Civil rights campaigners have warned that Britain is heading towards a “dystopian” future in which Chinese-style facial recognition cameras are used to turn public spaces into “open-air prisons”.
Last week, the Home Office published new proposed guidelines for the use of AI camera surveillance of the British public in order to “enable operators of surveillance camera systems to make legitimate use of available technology in a way that the public would rightly expect and to a standard that maintains public trust and confidence.”
The guidance, which is the first update to the Surveillance Camera Code of Practice in eight years, has been criticised as “bare bones” and a threat to civil liberties by campaigners.

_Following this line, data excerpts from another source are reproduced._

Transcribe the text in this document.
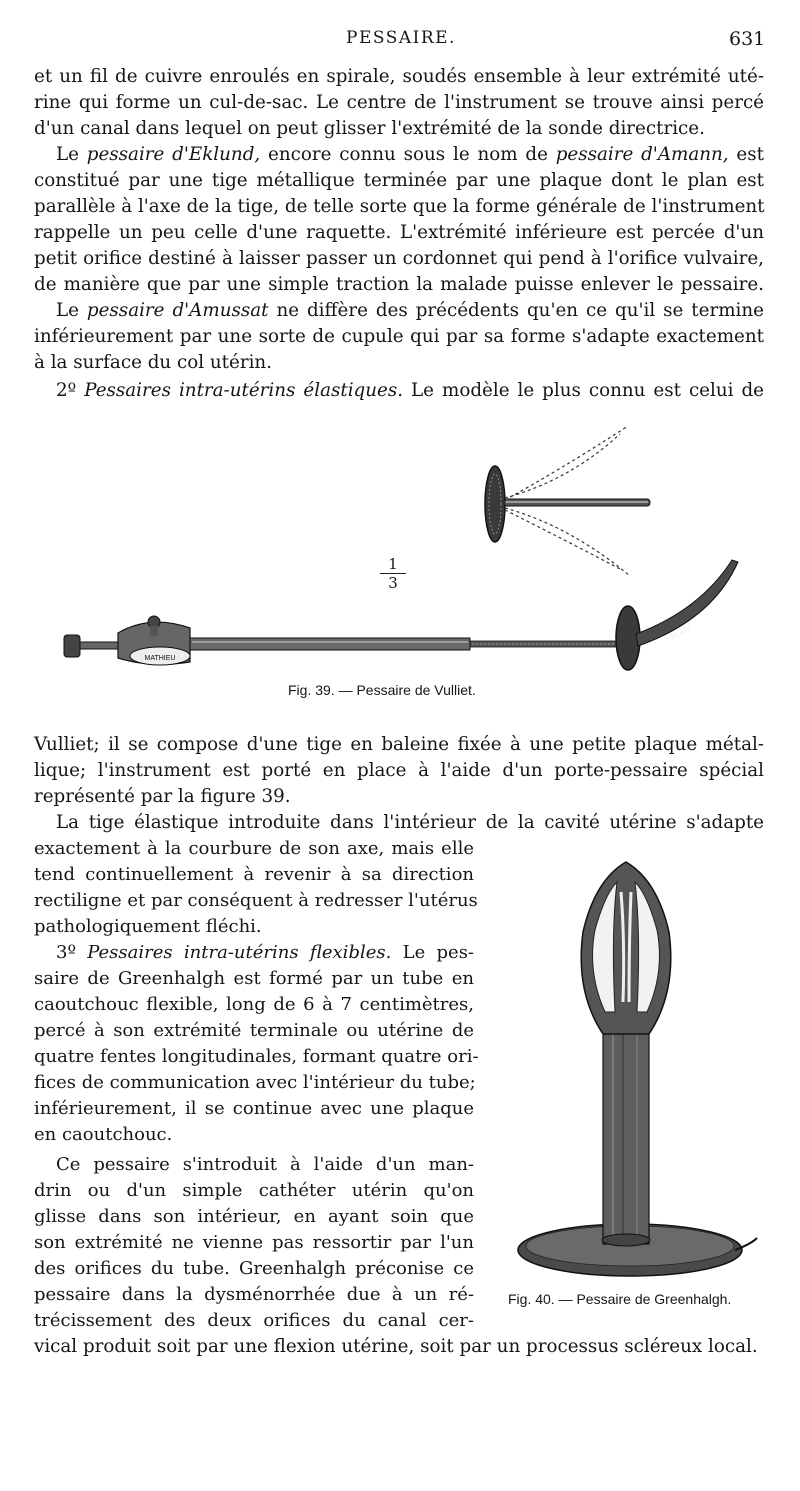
PESSAIRE.	631
et un fil de cuivre enroulés en spirale, soudés ensemble à leur extrémité uté-
rine qui forme un cul-de-sac. Le centre de l'instrument se trouve ainsi percé
d'un canal dans lequel on peut glisser l'extrémité de la sonde directrice.
Le pessaire d'Eklund, encore connu sous le nom de pessaire d'Amann, est
constitué par une tige métallique terminée par une plaque dont le plan est
parallèle à l'axe de la tige, de telle sorte que la forme générale de l'instrument
rappelle un peu celle d'une raquette. L'extrémité inférieure est percée d'un
petit orifice destiné à laisser passer un cordonnet qui pend à l'orifice vulvaire,
de manière que par une simple traction la malade puisse enlever le pessaire.
Le pessaire d'Amussat ne diffère des précédents qu'en ce qu'il se termine
inférieurement par une sorte de cupule qui par sa forme s'adapte exactement
à la surface du col utérin.
2º Pessaires intra-utérins élastiques. Le modèle le plus connu est celui de
MATHIEU
PLAN
1
3
Fig. 39. — Pessaire de Vulliet.
Vulliet; il se compose d'une tige en baleine fixée à une petite plaque métal-
lique; l'instrument est porté en place à l'aide d'un porte-pessaire spécial
représenté par la figure 39.
La tige élastique introduite dans l'intérieur de la cavité utérine s'adapte
exactement à la courbure de son axe, mais elle
tend continuellement à revenir à sa direction
rectiligne et par conséquent à redresser l'utérus
pathologiquement fléchi.
3º Pessaires intra-utérins flexibles. Le pes-
saire de Greenhalgh est formé par un tube en
caoutchouc flexible, long de 6 à 7 centimètres,
percé à son extrémité terminale ou utérine de
quatre fentes longitudinales, formant quatre ori-
fices de communication avec l'intérieur du tube;
inférieurement, il se continue avec une plaque
en caoutchouc.
Ce pessaire s'introduit à l'aide d'un man-
drin ou d'un simple cathéter utérin qu'on
glisse dans son intérieur, en ayant soin que
son extrémité ne vienne pas ressortir par l'un
des orifices du tube. Greenhalgh préconise ce
pessaire dans la dysménorrhée due à un ré-
trécissement des deux orifices du canal cer-
vical produit soit par une flexion utérine, soit par un processus scléreux local.
Fig. 40. — Pessaire de Greenhalgh.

The former Surveillance Camera Commissioner Tony Porter told the BBC: “I don’t think it provides much guidance to law enforcement, I don’t really it provides a great deal of guidance to the public as to how the technology will be deployed.”
Mr Porter added that he found it odd that the guidance made no mention of how such systems will be implemented in Transport For London, which operates thousands of cameras.

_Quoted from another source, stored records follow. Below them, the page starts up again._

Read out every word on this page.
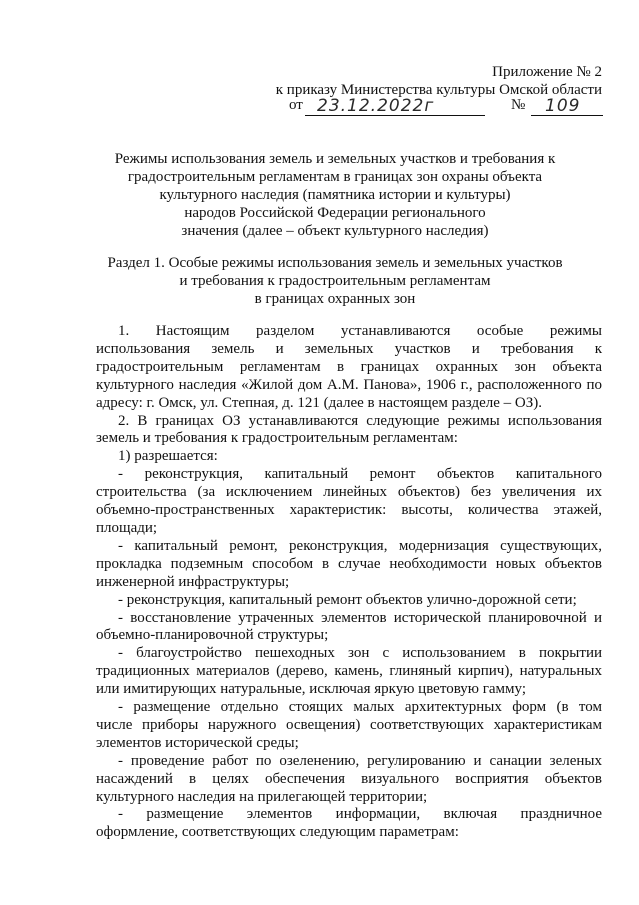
Приложение № 2
к приказу Министерства культуры Омской области
от 23.12.2022г	№ 109
Режимы использования земель и земельных участков и требования к
градостроительным регламентам в границах зон охраны объекта
культурного наследия (памятника истории и культуры)
народов Российской Федерации регионального
значения (далее – объект культурного наследия)
Раздел 1. Особые режимы использования земель и земельных участков
и требования к градостроительным регламентам
в границах охранных зон
1. Настоящим разделом устанавливаются особые режимы
использования земель и земельных участков и требования к
градостроительным регламентам в границах охранных зон объекта
культурного наследия «Жилой дом А.М. Панова», 1906 г., расположенного по
адресу: г. Омск, ул. Степная, д. 121 (далее в настоящем разделе – ОЗ).
2. В границах ОЗ устанавливаются следующие режимы использования
земель и требования к градостроительным регламентам:
1) разрешается:
- реконструкция, капитальный ремонт объектов капитального
строительства (за исключением линейных объектов) без увеличения их
объемно-пространственных характеристик: высоты, количества этажей,
площади;
- капитальный ремонт, реконструкция, модернизация существующих,
прокладка подземным способом в случае необходимости новых объектов
инженерной инфраструктуры;
- реконструкция, капитальный ремонт объектов улично-дорожной сети;
- восстановление утраченных элементов исторической планировочной и
объемно-планировочной структуры;
- благоустройство пешеходных зон с использованием в покрытии
традиционных материалов (дерево, камень, глиняный кирпич), натуральных
или имитирующих натуральные, исключая яркую цветовую гамму;
- размещение отдельно стоящих малых архитектурных форм (в том
числе приборы наружного освещения) соответствующих характеристикам
элементов исторической среды;
- проведение работ по озеленению, регулированию и санации зеленых
насаждений в целях обеспечения визуального восприятия объектов
культурного наследия на прилегающей территории;
- размещение элементов информации, включая праздничное
оформление, соответствующих следующим параметрам:
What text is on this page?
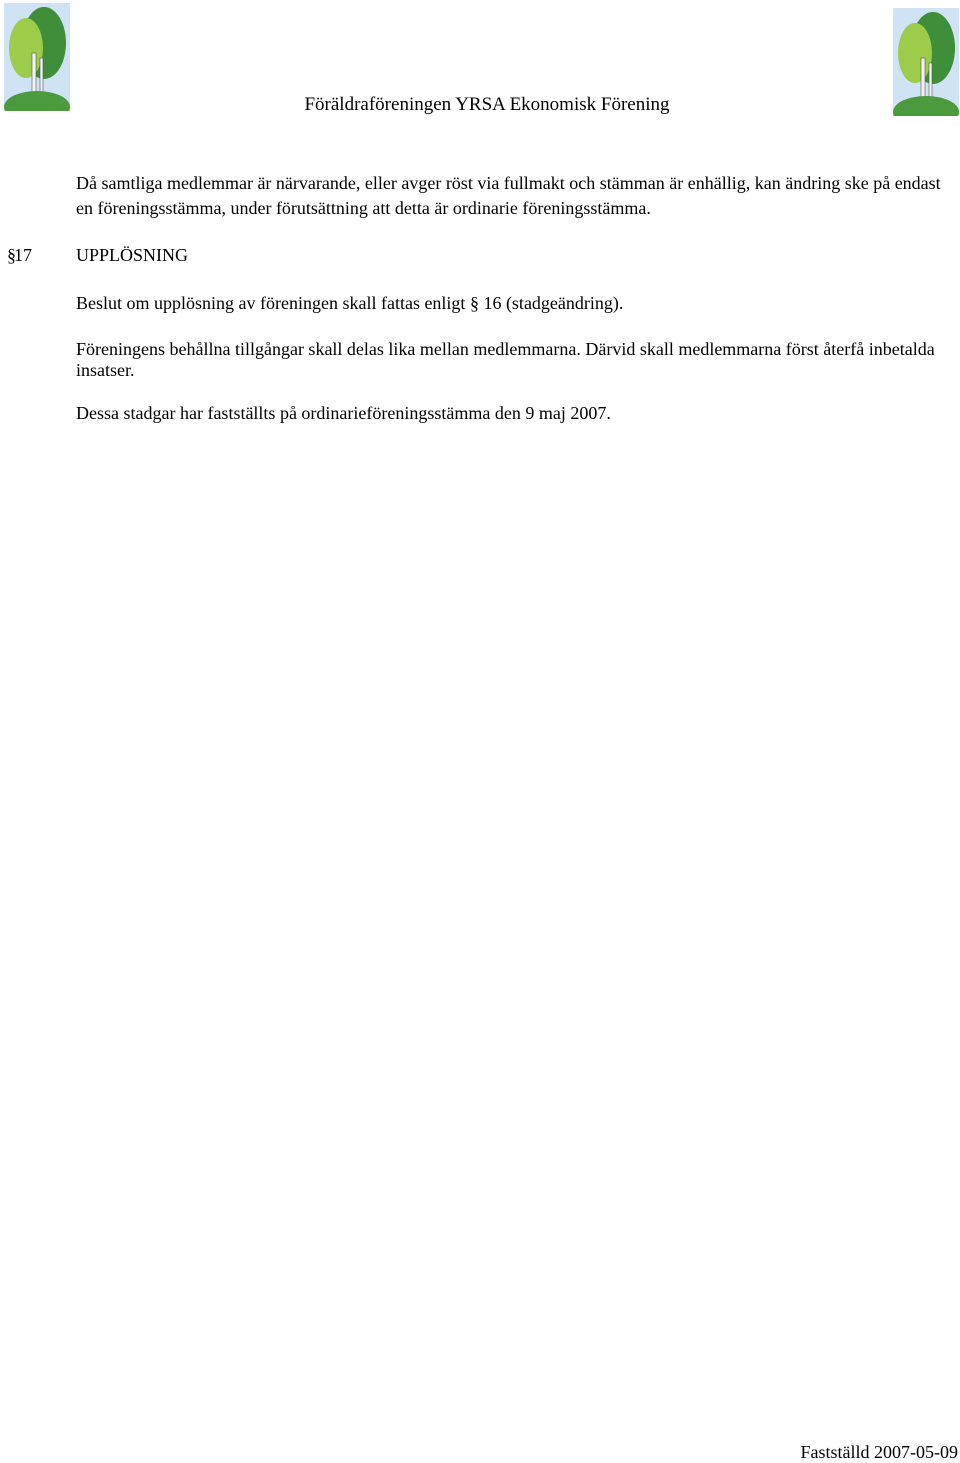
Föräldraföreningen YRSA Ekonomisk Förening

Då samtliga medlemmar är närvarande, eller avger röst via fullmakt och stämman är enhällig, kan ändring ske på endast en föreningsstämma, under förutsättning att detta är ordinarie föreningsstämma.

§
17 UPPLÖSNING

Beslut om upplösning av föreningen skall fattas enligt § 16 (stadgeändring).

Föreningens behållna tillgångar skall delas lika mellan medlemmarna. Därvid skall medlemmarna först återfå inbetalda insatser.

Dessa stadgar har fastställts på ordinarieföreningsstämma den 9 maj 2007.

Fastställd 2007-05-09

Megan Goulding, a lawyer for the civil rights group Liberty added: “One year since our case led the court to agree that this technology violates our rights and threatens our liberty, these guidelines fail to properly account for either the court’s findings or the dangers created by this dystopian surveillance tool.
“Facial recognition will not make us safer, it will turn public spaces into open-air prisons and entrench patterns of discrimination that already oppress entire communities.”

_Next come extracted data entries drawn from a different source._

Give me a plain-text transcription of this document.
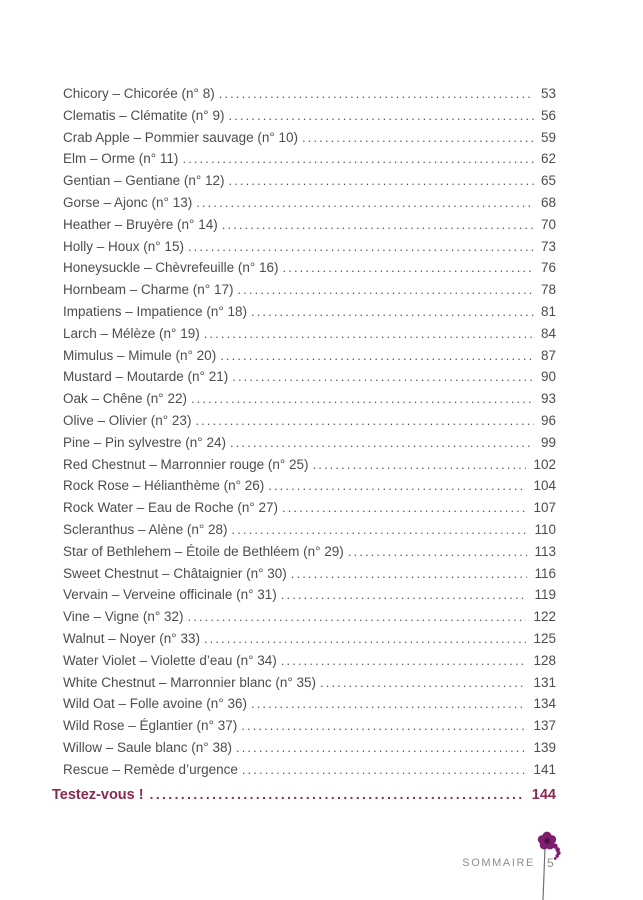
Chicory – Chicorée (n° 8) .....	53
Clematis – Clématite (n° 9) .....	56
Crab Apple – Pommier sauvage (n° 10) .....	59
Elm – Orme (n° 11) .....	62
Gentian – Gentiane (n° 12) .....	65
Gorse – Ajonc (n° 13) .....	68
Heather – Bruyère (n° 14) .....	70
Holly – Houx (n° 15) .....	73
Honeysuckle – Chèvrefeuille (n° 16) .....	76
Hornbeam – Charme (n° 17) .....	78
Impatiens – Impatience (n° 18) .....	81
Larch – Mélèze (n° 19) .....	84
Mimulus – Mimule (n° 20) .....	87
Mustard – Moutarde (n° 21) .....	90
Oak – Chêne (n° 22) .....	93
Olive – Olivier (n° 23) .....	96
Pine – Pin sylvestre (n° 24) .....	99
Red Chestnut – Marronnier rouge (n° 25) .....	102
Rock Rose – Hélianthème (n° 26) .....	104
Rock Water – Eau de Roche (n° 27) .....	107
Scleranthus – Alène (n° 28) .....	110
Star of Bethlehem – Étoile de Bethléem (n° 29) .....	113
Sweet Chestnut – Châtaignier (n° 30) .....	116
Vervain – Verveine officinale (n° 31) .....	119
Vine – Vigne (n° 32) .....	122
Walnut – Noyer (n° 33) .....	125
Water Violet – Violette d’eau (n° 34) .....	128
White Chestnut – Marronnier blanc (n° 35) .....	131
Wild Oat – Folle avoine (n° 36) .....	134
Wild Rose – Églantier (n° 37) .....	137
Willow – Saule blanc (n° 38) .....	139
Rescue – Remède d’urgence .....	141
Testez-vous ! .....	144
SOMMAIRE 5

The Home Office defended the use of live facial recognition (LFR) saying: “The Government is committed to empowering the police to use new technology to keep the public safe, whilst maintaining public trust, and we are currently consulting on the Surveillance Camera Code.
“In addition, College of Policing have consulted on new guidance for police use of LFR in accordance with the Court of Appeal judgment, which will also be reflected in the update to the code.”
The London-based Privacy International warned that the use of facial recognition could be used to monitor and potentially clamp down on protest movements.
“Unfortunately, police forces do increasingly use a wide range of surveillance capabilities at protests, like facial recognition technology, IMSI catchers and mobile phone data extraction tools. It means that by attending a protest, the police can potentially identify you, track you and monitor you.”
Indeed, Breitbart London reported in February that police forces throughout Britain have been deploying drones to monitor protests.
Facial recognition software has become a key tool of control used by authoritarian regimes, in particular, communist China, which has installed hundreds of millions of cameras over the past decade.
Questions have also been raised as to the efficacy of facial recognition technology in preventing crime, with figures released earlier this year showing that only one arrest was made as a result of scanning 13,000 people’s faces.
Last year the Metropolitan Police used facial recognition in three instances. On the first occasion, some 4,600 faces were scanned and compared to a list of 6,000 wanted people, yet the cameras were unable to identify any suspects.
In another operation, 8,600 people had their faces scanned in Oxford Circus. The cameras alerted the police of eight potential suspects, however, only one actually matched the list of suspects.
The director of Big Brother Watch, Silkie Carlo said at the time: “The police’s own data shows facial recognition surveillance is dangerously inaccurate and a waste of public money, let alone a serious assault on our civil liberties.”